Crediting his mentor, the Jets coach has built a winner from ground up

January 05, 2007|Christopher L. Gasper, Globe Staff

HEMPSTEAD, N.Y. -- Long before his fateful stint as a Cleveland Browns intern, Eric Mangini's ethos -- diligence, teamwork, sacrifice for the greater good -- was forged. It happened in the basement of the Connecticut home he grew up in.

When the Mangini brothers, Eric, Kyle, and Scott, got into a spat, their father, Carmine, would send them to the cluttered confines of the cellar for a life lesson that sticks with the New York Jets coach to this day.

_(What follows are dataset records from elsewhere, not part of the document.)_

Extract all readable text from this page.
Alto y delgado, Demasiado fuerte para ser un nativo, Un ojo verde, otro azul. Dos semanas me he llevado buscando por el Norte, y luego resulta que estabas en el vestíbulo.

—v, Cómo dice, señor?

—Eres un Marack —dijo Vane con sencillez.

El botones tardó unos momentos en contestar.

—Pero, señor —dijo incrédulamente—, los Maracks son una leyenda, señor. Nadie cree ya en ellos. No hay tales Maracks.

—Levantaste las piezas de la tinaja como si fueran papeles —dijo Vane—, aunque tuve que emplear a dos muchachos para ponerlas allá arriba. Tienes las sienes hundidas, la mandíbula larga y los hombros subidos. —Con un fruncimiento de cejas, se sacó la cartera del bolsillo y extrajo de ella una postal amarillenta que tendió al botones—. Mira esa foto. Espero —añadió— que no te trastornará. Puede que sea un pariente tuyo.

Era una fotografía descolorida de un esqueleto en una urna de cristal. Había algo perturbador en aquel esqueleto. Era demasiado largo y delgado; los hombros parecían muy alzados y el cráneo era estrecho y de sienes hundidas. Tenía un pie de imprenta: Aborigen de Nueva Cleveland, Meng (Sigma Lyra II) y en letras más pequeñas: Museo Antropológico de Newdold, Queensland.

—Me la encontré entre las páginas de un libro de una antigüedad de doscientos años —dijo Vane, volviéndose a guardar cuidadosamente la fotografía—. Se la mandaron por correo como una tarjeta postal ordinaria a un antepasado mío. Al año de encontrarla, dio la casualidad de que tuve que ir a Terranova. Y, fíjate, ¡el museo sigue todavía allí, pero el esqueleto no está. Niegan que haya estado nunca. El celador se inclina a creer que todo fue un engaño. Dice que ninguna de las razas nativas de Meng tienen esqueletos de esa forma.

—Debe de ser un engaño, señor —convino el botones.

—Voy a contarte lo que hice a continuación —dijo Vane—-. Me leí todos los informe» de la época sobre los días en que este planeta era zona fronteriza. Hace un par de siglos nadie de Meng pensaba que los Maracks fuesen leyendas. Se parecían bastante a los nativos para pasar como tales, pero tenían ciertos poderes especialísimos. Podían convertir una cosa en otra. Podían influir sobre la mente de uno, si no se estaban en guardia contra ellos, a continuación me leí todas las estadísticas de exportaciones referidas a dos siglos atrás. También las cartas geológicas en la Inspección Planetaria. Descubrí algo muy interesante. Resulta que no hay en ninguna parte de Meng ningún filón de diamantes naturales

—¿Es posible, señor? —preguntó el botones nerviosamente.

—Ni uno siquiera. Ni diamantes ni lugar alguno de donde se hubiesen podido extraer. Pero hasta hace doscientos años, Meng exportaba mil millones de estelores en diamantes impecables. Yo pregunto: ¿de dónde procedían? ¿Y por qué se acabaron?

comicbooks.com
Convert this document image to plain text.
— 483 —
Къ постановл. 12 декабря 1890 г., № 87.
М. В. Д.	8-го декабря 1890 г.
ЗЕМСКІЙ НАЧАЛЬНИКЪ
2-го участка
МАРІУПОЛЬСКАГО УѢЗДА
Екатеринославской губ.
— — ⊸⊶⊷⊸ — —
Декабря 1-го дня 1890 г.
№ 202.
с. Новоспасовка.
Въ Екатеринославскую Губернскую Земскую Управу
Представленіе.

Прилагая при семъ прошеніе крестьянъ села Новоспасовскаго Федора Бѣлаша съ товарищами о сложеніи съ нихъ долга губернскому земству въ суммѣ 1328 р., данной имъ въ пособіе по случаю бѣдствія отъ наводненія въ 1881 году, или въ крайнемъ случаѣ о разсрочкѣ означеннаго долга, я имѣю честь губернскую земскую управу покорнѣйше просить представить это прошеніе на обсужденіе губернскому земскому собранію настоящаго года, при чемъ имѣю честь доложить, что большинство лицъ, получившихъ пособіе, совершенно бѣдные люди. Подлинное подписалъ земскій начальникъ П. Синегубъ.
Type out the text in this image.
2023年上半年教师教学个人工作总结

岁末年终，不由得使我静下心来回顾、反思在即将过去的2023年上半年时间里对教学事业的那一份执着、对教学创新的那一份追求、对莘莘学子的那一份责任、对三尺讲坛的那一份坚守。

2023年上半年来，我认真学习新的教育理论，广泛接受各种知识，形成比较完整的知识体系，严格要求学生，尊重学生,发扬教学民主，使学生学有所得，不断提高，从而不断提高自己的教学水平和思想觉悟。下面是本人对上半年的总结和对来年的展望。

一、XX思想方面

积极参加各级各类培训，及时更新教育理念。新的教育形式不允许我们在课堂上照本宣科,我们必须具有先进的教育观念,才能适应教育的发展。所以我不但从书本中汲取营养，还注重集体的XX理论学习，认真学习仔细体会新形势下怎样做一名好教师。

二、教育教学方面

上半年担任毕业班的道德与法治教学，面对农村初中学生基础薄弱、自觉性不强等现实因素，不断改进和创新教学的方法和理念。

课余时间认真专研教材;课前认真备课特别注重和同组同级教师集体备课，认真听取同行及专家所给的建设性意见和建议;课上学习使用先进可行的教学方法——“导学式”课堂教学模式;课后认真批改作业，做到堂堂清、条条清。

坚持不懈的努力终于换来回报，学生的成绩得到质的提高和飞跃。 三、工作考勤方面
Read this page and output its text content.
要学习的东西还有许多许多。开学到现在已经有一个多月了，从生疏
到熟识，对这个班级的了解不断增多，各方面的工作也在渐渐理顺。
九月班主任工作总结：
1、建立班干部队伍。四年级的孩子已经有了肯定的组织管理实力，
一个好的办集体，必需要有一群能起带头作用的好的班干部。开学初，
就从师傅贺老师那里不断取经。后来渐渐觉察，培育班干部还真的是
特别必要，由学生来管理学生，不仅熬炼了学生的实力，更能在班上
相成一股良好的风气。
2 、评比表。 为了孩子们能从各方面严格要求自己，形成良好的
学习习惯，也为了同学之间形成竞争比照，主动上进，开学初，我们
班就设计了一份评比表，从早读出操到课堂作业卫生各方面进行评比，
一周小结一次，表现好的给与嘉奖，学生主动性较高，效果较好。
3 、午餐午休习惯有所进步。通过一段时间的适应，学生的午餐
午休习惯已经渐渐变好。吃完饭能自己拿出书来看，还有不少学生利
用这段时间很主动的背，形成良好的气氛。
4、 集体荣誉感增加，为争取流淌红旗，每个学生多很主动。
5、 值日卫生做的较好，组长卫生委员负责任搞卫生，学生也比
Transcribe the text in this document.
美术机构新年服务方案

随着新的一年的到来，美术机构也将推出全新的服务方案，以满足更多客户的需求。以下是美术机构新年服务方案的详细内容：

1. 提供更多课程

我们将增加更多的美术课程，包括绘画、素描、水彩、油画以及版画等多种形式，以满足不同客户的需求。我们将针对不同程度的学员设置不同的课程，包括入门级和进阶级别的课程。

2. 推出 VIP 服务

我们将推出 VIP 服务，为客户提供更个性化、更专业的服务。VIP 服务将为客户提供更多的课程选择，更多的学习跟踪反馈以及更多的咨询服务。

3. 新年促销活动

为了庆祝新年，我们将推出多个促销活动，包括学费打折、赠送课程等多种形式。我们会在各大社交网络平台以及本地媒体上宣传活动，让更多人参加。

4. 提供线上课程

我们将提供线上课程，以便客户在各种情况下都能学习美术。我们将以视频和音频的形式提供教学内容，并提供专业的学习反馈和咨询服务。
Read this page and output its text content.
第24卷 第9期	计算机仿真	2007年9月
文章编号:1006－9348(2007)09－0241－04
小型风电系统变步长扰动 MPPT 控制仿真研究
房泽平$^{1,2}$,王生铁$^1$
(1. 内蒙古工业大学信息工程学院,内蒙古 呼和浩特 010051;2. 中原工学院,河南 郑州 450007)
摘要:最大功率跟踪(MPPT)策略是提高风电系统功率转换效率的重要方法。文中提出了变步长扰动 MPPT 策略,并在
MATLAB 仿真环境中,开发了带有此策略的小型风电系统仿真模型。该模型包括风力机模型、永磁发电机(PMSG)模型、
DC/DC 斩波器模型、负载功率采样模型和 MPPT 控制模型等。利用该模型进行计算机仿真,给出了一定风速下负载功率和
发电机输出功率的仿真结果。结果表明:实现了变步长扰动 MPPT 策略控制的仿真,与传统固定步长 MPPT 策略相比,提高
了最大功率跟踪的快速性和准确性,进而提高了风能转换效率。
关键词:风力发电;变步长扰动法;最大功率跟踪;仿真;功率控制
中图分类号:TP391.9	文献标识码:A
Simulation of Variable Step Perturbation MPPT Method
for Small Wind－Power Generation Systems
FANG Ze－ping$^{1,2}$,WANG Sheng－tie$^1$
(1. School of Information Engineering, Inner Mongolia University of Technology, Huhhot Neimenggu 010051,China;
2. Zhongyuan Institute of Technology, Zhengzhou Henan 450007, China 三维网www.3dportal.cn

"We'd be sent down to the cellar to clean it up and we couldn't come up until it was done," said Mangini. "We'd spend the first half-hour fighting, 'You get that side and I'll get that side.' Then we'd say, 'Let's just get this done and get out of here.' You came up feeling good about each other because you had worked together."

Carmine died when Mangini was 16. He suffered a heart attack playing racquetball with his son, Kyle. Various paternal figures emerged in Mangini's life to fill the void: his football coach at Bulkeley High, Graham Martin; his Uncle Frank; and when he was a 23-year-old public relations intern and ball boy for the Cleveland Browns, he found another father figure in a fellow Wesleyan University alumnus -- Bill Belichick.

"I think any time you have a mentor, there are elements of that," said Mangini, who spent 10 seasons coaching with Belichick in Cleveland (1995), with the Jets (1997-99), and in New England (2000-05), where he was defensive coordinator his final season.

The pseudo father-son dynamic explains why so much of Belichick's approach is reflected in Mangini's coaching style -- his secrecy about injuries, his painstaking attention to detail, his unwillingness to tolerate mental mistakes or selfish actions, his fondness for drab coaching attire.

But Mangini yearned to prove he could take the lessons he learned and apply them on his own. He did so by going against Belichick's wishes and advice by taking the Jets job last January, two days before his 35th birthday.

In the process, Mangini has proved he is his own man, not a Belichick clone.

"Whenever you have someone that has been an extreme influence on you, you take things good and bad from that person," said Mangini. "To me, it's important to approach things the way that I believe they should be done and learn from Bill Parcells, Bill Belichick, Ted Marchibroda, Charlie Weis, Romeo Crennel, Kirk Ferentz, Nick Saban."